The criteria for any digital assistant must account for competing compliance frameworks, especially in complex areas like healthcare, where standards differ between geographies. This will inevitably lead to trade-offs.

With the increasing demand for information in digital space, it becomes inevitable to take care of sensitive information. Especially in channels and webpages that are patient-centric. For example, in some countries, users should be able to get information approved by their national regulatory bodies; therefore, a digital assistant’s design must consider these variations.

The process of content approvals and application logic to ensure the right content delivery may be difficult but is necessary when designing the embedded Ariya version.

Data Responsibility

Data warehouses are varied and businesses prefer their own data management systems. Especially in healthcare sectors where data sensitivity is more, organisations tend to resist any external systems that can breach privacy. Hence, digital assistants should be able to account for these challenges and should be able to connect to any format of client business data sources, including external datasets. A secure architecture is, therefore, an essential prerequisite to data integrity. Furthermore, the source data must be used objectively.

Ariya is designed to leverage existing data sources and can be hosted in client-preferred environments and channels. The recent introduction of Ariya on MS Teams has proved to be a boon as organisations can limit their access to internal as well as access and connect to their own ERP systems

Data Privacy

Ensuring AI digital assistant providers inform users of their rights to privacy in data storage and usage, including in improving performance and user experience. Unfortunately, the potential for a poorly designed digital assistant to contravene these rules are legion, so robust privacy protections is paramount. These rights are outlined in the EU’s General Data Protection Regulation, and failure to comply with it can result in severe financial penalties.

For example, what measures must be taken to protect people’s (employees, patients, and stakeholders like KOL/HCPs) privacy, given that ML models might recall or disclose details of the data they have been exposed to?
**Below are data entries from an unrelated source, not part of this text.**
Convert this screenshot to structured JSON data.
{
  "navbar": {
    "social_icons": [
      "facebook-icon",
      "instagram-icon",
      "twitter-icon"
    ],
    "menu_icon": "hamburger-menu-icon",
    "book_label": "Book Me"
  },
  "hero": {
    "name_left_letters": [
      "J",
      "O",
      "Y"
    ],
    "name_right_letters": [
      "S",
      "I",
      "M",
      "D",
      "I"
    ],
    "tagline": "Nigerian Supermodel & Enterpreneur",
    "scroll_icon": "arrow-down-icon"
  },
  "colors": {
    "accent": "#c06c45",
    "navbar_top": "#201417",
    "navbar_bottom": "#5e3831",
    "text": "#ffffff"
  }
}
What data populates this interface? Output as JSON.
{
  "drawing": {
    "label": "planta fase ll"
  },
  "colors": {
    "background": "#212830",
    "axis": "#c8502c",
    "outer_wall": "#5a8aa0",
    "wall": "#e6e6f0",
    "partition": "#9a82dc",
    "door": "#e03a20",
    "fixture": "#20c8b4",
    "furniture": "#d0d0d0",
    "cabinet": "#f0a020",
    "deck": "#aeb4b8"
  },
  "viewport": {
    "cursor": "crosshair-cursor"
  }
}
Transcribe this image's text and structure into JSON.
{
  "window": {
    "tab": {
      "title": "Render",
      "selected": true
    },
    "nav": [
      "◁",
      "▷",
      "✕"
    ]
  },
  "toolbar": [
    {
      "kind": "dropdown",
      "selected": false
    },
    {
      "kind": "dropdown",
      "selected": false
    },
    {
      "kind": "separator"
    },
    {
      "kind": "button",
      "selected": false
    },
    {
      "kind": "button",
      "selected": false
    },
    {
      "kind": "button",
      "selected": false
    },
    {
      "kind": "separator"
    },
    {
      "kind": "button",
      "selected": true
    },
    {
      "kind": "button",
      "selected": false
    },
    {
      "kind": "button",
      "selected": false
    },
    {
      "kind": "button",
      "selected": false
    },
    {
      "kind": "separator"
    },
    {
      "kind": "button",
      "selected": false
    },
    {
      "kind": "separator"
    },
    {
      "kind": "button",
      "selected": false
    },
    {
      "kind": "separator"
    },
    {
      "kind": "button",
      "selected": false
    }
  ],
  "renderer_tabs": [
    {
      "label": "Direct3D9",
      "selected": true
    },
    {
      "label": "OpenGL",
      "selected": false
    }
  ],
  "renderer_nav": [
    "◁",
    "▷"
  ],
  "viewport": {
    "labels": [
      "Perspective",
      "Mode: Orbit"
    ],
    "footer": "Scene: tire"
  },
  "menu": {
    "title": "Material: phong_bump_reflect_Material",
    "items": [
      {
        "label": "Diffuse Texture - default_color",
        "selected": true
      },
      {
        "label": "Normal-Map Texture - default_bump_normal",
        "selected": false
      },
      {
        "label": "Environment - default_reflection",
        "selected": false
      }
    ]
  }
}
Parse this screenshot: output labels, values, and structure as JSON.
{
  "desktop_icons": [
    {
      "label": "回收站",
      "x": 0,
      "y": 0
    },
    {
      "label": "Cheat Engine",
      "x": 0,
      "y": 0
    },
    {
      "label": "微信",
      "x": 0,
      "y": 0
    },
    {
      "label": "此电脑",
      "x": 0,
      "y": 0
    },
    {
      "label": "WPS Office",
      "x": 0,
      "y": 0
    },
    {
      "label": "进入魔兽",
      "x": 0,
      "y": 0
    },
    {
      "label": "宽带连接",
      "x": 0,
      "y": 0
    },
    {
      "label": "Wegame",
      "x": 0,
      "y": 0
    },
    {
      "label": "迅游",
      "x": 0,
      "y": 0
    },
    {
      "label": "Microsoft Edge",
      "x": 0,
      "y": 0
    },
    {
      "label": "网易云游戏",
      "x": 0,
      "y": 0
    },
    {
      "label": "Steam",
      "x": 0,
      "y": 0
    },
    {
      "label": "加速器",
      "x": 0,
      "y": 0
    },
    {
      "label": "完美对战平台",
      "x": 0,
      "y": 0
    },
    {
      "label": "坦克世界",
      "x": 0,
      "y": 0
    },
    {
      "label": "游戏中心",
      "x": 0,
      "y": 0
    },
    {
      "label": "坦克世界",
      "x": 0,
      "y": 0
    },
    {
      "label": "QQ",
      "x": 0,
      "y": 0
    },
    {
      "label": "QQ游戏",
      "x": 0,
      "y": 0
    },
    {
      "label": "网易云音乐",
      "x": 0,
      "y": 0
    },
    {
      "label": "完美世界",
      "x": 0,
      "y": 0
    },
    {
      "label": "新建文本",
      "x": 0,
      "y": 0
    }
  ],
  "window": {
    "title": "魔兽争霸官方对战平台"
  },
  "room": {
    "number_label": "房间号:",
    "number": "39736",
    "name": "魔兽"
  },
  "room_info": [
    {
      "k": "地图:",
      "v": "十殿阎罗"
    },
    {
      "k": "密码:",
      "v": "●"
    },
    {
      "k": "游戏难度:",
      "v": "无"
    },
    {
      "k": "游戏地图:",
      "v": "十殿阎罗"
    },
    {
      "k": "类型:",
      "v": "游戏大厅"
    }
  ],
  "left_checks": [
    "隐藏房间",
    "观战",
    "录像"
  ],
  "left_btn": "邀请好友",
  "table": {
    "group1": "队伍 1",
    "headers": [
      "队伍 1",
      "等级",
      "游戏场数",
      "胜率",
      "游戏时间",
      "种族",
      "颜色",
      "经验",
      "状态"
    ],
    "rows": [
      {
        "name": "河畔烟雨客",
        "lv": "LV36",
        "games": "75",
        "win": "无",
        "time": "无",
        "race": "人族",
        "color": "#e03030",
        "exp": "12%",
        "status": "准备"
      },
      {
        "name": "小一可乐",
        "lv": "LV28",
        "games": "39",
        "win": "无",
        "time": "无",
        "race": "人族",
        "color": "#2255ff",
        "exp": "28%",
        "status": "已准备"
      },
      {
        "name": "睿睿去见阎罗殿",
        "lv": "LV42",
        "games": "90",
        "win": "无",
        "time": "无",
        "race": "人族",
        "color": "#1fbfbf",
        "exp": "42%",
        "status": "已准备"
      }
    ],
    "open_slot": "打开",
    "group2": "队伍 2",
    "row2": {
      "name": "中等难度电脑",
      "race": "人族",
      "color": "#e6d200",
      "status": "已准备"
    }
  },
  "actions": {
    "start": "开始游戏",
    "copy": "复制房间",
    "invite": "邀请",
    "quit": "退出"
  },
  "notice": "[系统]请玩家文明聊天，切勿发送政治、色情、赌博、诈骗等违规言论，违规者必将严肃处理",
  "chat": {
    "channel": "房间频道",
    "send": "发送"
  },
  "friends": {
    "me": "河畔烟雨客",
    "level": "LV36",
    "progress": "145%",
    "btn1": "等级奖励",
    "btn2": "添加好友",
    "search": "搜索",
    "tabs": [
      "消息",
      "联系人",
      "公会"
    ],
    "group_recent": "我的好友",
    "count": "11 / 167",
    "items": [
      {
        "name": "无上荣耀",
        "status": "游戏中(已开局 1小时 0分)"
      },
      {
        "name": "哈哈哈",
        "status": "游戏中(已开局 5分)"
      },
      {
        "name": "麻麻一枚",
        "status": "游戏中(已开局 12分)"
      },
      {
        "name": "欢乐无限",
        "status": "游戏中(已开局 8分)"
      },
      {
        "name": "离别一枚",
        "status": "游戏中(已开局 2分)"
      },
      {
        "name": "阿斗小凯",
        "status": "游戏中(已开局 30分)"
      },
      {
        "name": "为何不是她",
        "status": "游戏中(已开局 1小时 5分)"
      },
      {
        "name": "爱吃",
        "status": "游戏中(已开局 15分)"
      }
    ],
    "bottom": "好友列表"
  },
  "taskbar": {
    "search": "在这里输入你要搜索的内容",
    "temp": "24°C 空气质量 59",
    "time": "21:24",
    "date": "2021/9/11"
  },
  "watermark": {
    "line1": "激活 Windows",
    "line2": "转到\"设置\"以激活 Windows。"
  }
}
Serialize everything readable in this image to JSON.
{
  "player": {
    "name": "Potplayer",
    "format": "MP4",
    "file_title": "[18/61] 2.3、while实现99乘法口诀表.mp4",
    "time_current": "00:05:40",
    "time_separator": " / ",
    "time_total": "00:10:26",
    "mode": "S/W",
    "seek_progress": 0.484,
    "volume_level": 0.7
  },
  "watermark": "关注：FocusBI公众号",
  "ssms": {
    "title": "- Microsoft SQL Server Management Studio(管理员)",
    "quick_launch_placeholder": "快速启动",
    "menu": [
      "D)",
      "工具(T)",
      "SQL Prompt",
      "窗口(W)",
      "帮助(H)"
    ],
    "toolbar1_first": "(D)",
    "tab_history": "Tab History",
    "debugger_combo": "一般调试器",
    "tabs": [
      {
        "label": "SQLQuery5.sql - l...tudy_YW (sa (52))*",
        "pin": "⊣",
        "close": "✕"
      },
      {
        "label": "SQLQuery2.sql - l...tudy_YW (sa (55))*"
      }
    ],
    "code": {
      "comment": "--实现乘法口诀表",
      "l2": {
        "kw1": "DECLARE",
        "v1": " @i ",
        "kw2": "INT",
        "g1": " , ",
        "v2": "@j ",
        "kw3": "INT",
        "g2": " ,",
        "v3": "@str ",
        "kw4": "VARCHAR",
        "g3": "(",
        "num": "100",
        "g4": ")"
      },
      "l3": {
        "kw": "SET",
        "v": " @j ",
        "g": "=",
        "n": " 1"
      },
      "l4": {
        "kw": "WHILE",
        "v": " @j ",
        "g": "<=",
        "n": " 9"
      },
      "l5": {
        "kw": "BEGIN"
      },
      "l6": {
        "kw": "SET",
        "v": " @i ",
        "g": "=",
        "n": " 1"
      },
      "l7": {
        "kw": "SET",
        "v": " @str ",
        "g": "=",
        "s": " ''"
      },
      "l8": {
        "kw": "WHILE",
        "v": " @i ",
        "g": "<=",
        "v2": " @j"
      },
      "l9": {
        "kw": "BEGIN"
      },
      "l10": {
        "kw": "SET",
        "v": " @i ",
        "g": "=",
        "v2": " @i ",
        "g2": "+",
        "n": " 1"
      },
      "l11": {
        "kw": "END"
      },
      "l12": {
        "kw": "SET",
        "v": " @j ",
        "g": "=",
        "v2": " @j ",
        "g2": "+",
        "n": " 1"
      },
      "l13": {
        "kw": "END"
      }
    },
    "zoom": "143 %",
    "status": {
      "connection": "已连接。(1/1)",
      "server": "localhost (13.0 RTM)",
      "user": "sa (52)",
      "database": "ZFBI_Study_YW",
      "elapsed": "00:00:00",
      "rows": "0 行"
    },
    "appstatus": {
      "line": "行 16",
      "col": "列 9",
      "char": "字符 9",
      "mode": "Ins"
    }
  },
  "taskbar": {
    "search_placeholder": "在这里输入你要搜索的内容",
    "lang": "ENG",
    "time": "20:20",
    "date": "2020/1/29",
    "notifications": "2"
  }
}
What steps are needed to ensure users have adequate transparency and control of their data?

Fortunately, by applying several strategies in a precise, principled manner, the likelihood that ML models reveal underlying facts can be reduced.

Controlled Access & Administration

The rigorous control of access to a conversational AI across broad user populations is essential. Sales managers, for example, should be able to view all user data, but a sales rep, for example, cannot view data of other representatives or their territory.

Also, interactions and communications in the digital space have gained popularity amongst KOL and HCPs. It is crucial to distribute region-specific information. This process might include implementing a secure login for accessing patient data, such as DocCheck, that restricts access only to registered healthcare practitioners.

Clear Parameters

Communicating to stakeholders about the digital assistant’s limitations to users. The data models a chatbot uses should broadly reflect the patterns within the data used to train the AI. As a result, tech firms should be able to effectively communicate their data model’s scope and coverage, clarifying both its capabilities and limitations where required This will undoubtedly be a typical “moving feast” as new data enters the systems. Therefore, suitable levels of ongoing review and governance will also ensure a digital assistant performs reliably, maintains its objectivity and meets its core functionality.

A Responsible AI For the Healthcare Sector

As AI technology becomes more prevalent, we’ve learnt that the ethics of responsible AI should always stay front and centre on all things AI. phamax being at the forefront of conversational AI use in the healthcare sector, takes these concerns seriously and has ensured these principles remain a priority as Ariya, our AI-powered digital assistant, is being developed and upgraded.